Bootstrap Error Estimation

A bootstrap method is proposed to estimate risk estimation error within a single active testing run, providing confidence intervals for practical deployment.

Key Experimental Results

Main Results: Reduction in Risk Estimation Error

Dataset Target Model Surrogate Model Relative Error Reduction
SST-2 70B-few 7B-few ~50%
FPB 70B-few 7B-few ~40%
HS 70B-few 7B-few ~60%
Subj 70B-few 7B-few ~30%
Average 25%–80%

Cross-Model Surrogate Evaluation

Surrogate Model Target Model Effectiveness
Llama-2-7B Llama-2-70B Effective
Gemma3-4B Llama-2-70B Effective
Phi-2 Llama-2-70B Effective
Llama-2-7B Gemma3-4B Effective

Sampling vs.

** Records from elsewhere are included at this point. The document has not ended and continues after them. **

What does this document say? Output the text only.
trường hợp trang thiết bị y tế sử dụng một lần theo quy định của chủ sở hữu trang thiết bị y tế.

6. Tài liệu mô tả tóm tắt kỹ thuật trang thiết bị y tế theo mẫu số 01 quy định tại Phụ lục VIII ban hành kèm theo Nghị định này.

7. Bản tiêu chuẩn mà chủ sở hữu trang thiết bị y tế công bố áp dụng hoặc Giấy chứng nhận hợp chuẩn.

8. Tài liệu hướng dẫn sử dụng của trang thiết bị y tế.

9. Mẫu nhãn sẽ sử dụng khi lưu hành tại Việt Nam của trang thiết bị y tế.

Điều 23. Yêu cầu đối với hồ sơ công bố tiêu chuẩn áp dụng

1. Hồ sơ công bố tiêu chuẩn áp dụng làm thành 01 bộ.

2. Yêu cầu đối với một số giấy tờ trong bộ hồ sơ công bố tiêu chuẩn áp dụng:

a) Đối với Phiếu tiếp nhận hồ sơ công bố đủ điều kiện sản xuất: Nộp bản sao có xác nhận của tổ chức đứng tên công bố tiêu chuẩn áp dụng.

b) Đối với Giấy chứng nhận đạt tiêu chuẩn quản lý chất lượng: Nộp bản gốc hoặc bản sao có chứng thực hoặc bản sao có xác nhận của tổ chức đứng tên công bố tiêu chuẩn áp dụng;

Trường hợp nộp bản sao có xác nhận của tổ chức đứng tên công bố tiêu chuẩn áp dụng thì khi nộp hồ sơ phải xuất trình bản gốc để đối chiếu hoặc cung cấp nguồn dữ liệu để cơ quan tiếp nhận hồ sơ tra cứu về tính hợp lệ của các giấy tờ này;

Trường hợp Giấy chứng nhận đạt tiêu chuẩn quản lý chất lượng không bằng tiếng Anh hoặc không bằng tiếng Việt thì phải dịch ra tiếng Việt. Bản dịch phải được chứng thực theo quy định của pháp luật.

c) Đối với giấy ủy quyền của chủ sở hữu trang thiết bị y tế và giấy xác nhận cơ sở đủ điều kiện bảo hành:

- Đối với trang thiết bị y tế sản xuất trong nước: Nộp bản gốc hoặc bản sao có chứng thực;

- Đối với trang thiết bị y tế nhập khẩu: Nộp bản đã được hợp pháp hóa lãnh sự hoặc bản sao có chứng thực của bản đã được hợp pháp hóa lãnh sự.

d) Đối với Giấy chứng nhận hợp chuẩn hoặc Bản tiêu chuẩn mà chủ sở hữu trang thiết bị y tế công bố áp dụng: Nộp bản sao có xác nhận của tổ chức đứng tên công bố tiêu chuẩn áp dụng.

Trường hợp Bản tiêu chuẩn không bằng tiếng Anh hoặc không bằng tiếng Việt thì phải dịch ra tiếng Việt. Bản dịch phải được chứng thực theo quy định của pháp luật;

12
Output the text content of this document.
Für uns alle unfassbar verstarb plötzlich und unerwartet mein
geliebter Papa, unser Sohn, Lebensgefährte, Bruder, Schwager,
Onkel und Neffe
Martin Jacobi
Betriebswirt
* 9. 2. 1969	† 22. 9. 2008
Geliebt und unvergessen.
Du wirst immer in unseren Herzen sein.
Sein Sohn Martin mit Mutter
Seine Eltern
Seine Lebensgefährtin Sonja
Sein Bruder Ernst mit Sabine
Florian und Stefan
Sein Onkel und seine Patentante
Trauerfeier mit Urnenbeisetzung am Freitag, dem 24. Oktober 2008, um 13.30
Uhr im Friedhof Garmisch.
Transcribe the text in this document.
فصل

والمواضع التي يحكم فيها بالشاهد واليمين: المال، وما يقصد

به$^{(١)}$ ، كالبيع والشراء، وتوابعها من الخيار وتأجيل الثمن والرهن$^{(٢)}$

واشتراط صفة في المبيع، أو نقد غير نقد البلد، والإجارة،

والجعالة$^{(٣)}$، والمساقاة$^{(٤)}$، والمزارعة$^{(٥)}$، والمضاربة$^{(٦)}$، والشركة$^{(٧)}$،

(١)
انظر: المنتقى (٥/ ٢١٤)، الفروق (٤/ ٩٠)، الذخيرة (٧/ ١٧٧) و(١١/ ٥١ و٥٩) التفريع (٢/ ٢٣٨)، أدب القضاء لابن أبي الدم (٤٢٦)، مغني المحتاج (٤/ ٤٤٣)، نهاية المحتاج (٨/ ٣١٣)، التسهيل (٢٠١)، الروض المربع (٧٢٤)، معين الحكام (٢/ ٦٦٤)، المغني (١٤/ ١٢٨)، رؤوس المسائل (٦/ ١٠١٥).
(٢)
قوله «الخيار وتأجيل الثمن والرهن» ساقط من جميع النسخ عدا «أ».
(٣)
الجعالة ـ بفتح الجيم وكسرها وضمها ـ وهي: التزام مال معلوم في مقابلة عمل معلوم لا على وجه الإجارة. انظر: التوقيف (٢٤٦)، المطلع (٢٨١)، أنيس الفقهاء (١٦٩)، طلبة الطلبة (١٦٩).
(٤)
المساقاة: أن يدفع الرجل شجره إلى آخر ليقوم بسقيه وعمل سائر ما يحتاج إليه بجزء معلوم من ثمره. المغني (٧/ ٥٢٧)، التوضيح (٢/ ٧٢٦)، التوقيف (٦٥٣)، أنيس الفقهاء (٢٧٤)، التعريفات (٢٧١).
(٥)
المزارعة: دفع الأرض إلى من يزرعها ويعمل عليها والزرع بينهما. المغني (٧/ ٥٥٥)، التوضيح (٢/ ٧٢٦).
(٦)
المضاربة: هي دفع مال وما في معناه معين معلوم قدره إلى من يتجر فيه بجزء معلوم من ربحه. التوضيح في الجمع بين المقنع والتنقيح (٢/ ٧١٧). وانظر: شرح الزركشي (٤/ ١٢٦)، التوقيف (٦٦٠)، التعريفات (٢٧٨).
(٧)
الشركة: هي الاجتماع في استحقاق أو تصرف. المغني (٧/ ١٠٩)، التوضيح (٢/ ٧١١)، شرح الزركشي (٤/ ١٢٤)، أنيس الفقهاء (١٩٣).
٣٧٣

Interpolation Methods

Method Robustness Notes
LURE (sampling) High Insensitive to surrogate model quality
ASE (interpolation) Low Sensitive to surrogate quality; degrades with a fixed surrogate

This confirms the theoretical prediction that sampling-based methods outperform interpolation-based methods when the surrogate is fixed.

Bootstrap Error Estimation

The 95% confidence interval achieves a true error coverage rate of 88% (reaching ~94% when \(K \geq 100\)).

Key Findings

  1. Forgoing surrogate model updates incurs negligible performance loss while saving substantial computational cost.
  2. The surrogate model can be 10× smaller than the target model, or even more.
  3. The acquisition function that eliminates target model predictions (replacing cross-entropy with predictive entropy) performs surprisingly well.
  4. Label noise can severely impair active testing—a stronger surrogate model may paradoxically perform worse in such cases.

Highlights & Insights

  1. Elegant resolution of three bottlenecks: Each simplification is theoretically motivated and empirically validated.
  2. Counter-intuitive finding: Using a smaller surrogate to evaluate a larger target model can yield equal or better performance.
  3. Bootstrap diagnostic tool: Provides a practical criterion for determining whether active testing is functioning effectively in deployment.
  4. Dataset curation as a by-product: Active testing can be applied to dataset curation, selecting subsets for model evaluation.

Limitations & Future Work

  1. Experiments are limited to text classification; generative tasks present greater complexity.
  2. Active testing may fail under label noise, as demonstrated by the SST-2 case.
  3. Improvements on the more challenging MMLU dataset are modest.
  4. Theoretical convergence guarantees for the bootstrap estimator are lacking.
  • Kossen et al. (2021, 2022): Proposed sampling- and interpolation-based active testing methods; this work extends them to the LLM setting.
  • TinyBenchmarks/DELE: Dataset compression methods focused on cross-model generalizability; this work performs model-specific acquisition instead.
  • Insight: Active testing can be integrated with continuous benchmark updates to mitigate data contamination issues.

Rating

  • Novelty: ⭐⭐⭐⭐ Extends existing methods to LLMs; each simplification is well-motivated but not fundamentally novel.
  • Experimental Thoroughness: ⭐⭐⭐⭐ Covers multiple models, datasets, and settings, including analysis of failure cases.
  • Writing Quality: ⭐⭐⭐⭐⭐ The three-bottleneck analytical framework is clearly articulated; experimental design is systematic.
  • Value: ⭐⭐⭐⭐ Offers practical utility for improving LLM evaluation efficiency, particularly in annotation-expensive scenarios.